All the drawings hanging in the impromptu gallery, including many done by Bruni himself, are priced at 500 rubles (around $17), but the twist is that they are all unsigned. Only after the customer has selected and purchased a drawing does the artist step forward and sign it.
“It’s great fun, we just do it for the process,” says Alyona Doletskaya, editor of the Russian edition of Vogue magazine, who originally came to Bruni’s studio to do a story about the club. “But Lavrenti sternly told me: ‘Alyona, sit down and draw something.’ I did, and now I’m hopelessly addicted to it,” says Ms. Doletskaya.

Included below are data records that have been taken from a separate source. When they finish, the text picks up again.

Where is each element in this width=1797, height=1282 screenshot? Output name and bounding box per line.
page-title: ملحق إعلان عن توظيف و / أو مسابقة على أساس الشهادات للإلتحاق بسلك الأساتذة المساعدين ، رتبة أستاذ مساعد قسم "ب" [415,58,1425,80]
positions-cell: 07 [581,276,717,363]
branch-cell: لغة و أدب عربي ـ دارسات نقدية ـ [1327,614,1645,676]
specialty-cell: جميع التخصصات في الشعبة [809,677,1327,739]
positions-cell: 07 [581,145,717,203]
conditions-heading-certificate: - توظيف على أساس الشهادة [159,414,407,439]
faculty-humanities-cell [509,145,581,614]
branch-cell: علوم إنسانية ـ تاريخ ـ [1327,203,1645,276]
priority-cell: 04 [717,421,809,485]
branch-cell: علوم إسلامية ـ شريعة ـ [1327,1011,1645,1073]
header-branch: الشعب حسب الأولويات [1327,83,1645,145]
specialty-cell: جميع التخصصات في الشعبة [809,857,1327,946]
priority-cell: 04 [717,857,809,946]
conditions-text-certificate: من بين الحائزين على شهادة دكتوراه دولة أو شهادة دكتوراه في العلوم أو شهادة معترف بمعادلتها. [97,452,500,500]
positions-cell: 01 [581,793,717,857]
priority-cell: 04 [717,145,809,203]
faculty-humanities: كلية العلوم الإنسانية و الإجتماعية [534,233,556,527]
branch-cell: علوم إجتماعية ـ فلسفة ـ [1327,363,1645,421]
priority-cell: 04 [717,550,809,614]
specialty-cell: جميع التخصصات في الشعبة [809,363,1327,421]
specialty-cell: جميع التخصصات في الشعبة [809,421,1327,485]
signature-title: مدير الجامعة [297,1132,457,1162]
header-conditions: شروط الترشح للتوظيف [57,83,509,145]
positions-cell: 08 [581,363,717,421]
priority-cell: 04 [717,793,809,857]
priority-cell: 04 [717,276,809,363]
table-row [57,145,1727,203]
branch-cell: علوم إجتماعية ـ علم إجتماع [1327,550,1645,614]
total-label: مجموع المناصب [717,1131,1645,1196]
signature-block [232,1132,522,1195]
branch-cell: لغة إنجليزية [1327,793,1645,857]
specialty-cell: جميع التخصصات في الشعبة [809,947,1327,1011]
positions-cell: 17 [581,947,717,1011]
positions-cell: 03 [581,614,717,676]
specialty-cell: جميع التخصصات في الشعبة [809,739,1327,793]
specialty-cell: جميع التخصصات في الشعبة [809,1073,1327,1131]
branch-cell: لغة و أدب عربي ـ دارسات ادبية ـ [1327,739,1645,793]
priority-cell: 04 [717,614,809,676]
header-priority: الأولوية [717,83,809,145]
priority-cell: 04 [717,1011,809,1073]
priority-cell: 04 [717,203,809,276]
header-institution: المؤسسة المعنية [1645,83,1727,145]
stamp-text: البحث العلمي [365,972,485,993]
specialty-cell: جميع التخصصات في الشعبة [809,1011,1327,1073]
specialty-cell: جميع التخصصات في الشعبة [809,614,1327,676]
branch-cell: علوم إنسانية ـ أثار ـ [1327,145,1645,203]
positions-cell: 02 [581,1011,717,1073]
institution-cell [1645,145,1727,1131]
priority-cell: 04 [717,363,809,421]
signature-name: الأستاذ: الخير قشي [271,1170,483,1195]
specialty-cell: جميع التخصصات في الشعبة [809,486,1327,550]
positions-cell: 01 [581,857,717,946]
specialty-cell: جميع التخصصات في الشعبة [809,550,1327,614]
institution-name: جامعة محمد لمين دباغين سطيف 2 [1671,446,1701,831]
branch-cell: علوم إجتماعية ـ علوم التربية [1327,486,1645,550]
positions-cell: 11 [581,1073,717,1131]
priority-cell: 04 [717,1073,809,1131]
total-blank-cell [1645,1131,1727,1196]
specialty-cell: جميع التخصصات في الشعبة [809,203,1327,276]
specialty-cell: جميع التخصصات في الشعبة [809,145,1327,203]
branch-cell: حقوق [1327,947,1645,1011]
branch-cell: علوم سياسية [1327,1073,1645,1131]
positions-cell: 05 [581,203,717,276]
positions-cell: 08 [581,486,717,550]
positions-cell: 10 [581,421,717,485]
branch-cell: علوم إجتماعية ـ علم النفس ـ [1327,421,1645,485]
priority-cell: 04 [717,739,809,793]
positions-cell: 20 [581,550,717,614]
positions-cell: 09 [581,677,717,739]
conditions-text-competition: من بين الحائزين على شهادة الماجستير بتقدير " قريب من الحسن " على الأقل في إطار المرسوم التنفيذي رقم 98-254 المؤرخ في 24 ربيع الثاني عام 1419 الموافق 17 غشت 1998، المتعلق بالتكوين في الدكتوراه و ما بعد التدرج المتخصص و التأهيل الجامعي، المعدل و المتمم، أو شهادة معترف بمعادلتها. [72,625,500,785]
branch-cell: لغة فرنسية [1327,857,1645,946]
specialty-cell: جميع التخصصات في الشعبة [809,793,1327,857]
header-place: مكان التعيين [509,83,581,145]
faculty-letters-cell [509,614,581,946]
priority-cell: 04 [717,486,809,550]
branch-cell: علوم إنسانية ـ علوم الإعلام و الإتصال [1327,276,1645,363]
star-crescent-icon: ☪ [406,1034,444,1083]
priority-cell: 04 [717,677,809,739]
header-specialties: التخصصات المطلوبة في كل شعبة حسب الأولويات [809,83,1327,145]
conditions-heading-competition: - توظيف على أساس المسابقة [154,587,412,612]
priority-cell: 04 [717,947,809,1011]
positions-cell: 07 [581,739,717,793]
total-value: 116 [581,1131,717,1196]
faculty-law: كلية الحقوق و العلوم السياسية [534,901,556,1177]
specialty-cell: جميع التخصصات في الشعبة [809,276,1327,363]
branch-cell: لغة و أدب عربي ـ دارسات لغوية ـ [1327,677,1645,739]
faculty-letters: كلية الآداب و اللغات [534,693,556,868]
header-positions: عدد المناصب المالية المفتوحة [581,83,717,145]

Judging by the crowd, which included businessmen, officials, and other Russian cultural figures, it’s an infectious concept. No one seems able to guess the actual authors of most drawings, which are all of a single subject but range wildly in style and technique.
Why only female nudes? “God made woman last,” says Bruni. “That means He was already experienced, so that was his best creation.”